The U.S. Department of Health & Human Services estimates that an American turning age 65 today has almost a 70 percent chance of needing long-term care services at some point in the future, and these expenses can be substantial. Just look at the most recent data from Genworth which showed that the median annual cost for a private room at a nursing home exceeded $100,000 for the first time last year. That could jump by another 81 percent over the next two decades, assuming a conservative 3 percent inflation rate. What is worse is that these and other LTC expenses can vary significantly based on where you live, e.g. the median annual cost for just a semi-private room at a nursing home in Connecticut last year was $151,475, compared to $75,347 in Alabama. Further, although the average nursing home stay is “only” two years, according to recent academic research, 1 in 20 individuals have stays of four years or longer.

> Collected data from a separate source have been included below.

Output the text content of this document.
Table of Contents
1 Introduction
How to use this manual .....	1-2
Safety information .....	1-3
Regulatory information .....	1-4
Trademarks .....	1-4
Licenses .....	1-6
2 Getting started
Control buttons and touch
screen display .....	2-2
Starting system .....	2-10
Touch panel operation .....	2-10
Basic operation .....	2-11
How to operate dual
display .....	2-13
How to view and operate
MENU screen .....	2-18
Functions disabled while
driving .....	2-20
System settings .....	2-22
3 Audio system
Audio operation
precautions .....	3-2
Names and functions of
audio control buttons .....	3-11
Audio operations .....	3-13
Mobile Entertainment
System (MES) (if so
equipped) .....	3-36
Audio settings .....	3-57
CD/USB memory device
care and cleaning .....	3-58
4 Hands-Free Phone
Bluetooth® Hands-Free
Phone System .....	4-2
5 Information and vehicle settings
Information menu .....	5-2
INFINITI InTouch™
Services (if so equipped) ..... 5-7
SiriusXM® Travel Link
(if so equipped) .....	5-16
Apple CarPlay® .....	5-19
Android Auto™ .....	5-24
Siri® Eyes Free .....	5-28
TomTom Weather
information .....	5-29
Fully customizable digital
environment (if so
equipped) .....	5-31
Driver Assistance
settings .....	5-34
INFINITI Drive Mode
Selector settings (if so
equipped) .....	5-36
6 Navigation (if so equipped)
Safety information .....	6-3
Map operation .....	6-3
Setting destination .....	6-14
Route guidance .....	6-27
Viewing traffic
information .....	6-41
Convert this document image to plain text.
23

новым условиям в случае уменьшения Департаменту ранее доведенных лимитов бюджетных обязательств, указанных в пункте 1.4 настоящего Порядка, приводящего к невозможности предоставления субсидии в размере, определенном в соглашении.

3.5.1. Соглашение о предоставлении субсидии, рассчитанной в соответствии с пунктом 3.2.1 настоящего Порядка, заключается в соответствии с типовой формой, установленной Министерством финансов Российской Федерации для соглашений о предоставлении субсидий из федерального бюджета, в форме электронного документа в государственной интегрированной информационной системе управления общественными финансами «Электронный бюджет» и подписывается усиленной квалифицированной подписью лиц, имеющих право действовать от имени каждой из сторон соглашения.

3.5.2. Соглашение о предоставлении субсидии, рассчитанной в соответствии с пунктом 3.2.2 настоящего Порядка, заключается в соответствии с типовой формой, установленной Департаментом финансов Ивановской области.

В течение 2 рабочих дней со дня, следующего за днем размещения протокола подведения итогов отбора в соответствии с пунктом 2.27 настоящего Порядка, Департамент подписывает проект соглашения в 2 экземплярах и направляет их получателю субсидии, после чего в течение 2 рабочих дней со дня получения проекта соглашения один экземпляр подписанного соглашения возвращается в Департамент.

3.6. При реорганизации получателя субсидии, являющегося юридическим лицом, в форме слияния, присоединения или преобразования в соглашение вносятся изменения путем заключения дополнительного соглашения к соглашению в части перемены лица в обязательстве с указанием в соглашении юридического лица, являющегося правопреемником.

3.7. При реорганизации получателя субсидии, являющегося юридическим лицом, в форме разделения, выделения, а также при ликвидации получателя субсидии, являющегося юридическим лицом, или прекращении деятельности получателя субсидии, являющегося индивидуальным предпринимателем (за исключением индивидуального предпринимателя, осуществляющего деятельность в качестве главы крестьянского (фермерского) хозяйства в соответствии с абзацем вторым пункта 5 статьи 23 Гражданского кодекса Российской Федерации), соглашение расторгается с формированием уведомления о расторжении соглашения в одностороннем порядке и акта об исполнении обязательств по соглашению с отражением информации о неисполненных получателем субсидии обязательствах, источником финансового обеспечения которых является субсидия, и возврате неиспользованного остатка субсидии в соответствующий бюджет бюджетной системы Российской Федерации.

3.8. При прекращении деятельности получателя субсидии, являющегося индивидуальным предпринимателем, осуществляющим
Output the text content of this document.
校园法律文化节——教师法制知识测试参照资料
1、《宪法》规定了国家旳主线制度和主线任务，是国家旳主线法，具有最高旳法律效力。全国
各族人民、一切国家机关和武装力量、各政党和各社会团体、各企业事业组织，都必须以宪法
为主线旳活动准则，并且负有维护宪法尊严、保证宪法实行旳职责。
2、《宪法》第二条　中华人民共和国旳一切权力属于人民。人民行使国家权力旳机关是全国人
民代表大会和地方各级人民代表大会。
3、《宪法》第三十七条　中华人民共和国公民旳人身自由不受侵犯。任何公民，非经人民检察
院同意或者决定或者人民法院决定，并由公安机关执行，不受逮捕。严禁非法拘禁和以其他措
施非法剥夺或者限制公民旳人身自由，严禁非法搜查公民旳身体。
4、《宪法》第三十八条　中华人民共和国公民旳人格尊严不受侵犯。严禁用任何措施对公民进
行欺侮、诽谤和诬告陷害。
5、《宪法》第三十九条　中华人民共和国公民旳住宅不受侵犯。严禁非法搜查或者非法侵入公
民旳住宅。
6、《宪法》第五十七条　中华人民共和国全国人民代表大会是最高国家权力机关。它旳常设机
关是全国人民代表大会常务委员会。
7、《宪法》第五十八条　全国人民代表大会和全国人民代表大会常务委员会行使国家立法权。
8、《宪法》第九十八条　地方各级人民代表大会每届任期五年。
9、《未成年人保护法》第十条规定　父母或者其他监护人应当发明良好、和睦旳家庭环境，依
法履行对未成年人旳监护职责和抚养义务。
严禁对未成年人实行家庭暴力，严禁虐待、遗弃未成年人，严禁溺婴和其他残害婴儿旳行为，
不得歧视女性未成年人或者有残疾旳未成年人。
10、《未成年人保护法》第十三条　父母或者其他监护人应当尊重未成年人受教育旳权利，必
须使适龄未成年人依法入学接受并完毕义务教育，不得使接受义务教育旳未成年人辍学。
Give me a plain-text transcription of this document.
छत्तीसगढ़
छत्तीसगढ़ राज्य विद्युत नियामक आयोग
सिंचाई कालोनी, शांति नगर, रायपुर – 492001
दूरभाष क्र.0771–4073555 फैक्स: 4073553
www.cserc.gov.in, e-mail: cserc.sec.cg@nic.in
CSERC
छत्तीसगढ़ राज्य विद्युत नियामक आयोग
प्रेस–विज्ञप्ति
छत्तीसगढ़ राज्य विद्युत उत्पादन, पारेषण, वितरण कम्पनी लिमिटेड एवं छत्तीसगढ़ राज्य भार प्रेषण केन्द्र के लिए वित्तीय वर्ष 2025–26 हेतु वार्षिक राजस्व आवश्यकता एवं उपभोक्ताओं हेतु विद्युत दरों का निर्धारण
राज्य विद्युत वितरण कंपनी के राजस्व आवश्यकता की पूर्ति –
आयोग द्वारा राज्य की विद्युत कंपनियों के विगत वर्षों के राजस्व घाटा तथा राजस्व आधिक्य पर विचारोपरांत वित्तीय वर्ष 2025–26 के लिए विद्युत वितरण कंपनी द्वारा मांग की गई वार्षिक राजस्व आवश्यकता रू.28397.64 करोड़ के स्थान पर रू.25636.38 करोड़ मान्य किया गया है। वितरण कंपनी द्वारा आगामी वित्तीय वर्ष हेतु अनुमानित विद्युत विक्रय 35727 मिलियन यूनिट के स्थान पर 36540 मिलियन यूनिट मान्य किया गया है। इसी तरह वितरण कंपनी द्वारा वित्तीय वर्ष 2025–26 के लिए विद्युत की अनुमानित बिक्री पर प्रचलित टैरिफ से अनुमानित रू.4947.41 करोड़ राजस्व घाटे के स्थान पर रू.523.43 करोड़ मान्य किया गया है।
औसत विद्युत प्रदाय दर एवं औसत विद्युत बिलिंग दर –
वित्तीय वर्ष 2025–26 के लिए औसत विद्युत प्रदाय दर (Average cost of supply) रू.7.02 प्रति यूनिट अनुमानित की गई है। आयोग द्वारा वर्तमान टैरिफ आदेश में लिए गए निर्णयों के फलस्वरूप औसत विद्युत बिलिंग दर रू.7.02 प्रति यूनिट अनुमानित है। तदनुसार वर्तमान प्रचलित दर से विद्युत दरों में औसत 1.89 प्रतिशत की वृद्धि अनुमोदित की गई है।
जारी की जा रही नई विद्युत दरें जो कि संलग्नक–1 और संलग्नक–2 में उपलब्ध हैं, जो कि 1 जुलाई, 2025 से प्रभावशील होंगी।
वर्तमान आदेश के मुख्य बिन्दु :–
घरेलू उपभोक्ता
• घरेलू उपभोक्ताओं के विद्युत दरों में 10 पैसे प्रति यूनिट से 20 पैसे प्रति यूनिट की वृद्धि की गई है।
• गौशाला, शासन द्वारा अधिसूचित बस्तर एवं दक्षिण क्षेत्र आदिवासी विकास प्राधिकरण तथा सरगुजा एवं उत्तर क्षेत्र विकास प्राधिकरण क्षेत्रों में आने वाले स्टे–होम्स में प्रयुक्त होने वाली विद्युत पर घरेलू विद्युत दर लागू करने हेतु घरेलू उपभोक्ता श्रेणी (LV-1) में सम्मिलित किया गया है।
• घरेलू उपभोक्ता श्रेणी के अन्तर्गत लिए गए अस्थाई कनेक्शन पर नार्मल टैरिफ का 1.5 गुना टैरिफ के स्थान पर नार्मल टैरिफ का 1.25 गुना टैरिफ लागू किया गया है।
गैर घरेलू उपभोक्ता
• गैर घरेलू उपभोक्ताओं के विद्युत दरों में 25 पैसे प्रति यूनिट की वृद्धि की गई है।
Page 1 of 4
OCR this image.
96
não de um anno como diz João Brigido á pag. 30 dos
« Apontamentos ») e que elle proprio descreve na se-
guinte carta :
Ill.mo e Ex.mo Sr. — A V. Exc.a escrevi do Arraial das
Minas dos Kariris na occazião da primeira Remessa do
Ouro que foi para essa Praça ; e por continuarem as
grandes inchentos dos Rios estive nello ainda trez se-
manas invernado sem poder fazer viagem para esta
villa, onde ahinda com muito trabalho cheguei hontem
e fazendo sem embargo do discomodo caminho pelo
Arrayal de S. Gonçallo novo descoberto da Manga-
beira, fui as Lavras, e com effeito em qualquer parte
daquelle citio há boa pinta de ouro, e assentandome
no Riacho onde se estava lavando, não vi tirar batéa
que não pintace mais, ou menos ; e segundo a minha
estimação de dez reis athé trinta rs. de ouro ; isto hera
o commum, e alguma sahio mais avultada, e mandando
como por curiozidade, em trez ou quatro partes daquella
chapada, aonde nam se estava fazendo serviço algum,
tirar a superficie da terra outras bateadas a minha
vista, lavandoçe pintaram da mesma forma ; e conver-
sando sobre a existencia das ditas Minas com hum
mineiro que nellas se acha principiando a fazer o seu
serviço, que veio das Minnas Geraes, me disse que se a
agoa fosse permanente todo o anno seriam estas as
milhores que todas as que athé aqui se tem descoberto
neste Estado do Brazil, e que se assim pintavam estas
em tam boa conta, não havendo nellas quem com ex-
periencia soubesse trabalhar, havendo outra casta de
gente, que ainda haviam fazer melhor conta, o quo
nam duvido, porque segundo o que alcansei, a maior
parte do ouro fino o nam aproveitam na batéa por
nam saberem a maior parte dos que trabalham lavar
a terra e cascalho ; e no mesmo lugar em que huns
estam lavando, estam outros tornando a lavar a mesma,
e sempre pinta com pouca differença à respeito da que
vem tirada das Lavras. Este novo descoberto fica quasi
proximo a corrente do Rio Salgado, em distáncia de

Those are just a few examples of potential long-term care costs that by any measure are major outlays that could easily take a big chunk out of your retirement savings. Long-term care insurance can help, but only for those who purchase it before a chronic condition or some other need for professional assistance arises. According to an earlier Barron’s analysis, “the sweet spot for considering long-term care insurance is typically for those with $250,000 to $1.5 million in assets … buy early to qualify for the lowest premiums; most people buy in their 50s.” However, “long-term care insurance covers only a few years of care. And in those few years, it will pay only up to $250 to $300 per day—not a hard number to reach.” All of these figures should only increase the importance of saving as much for retirement as possible and incorporating potential long-term care costs into your old-age financial plan.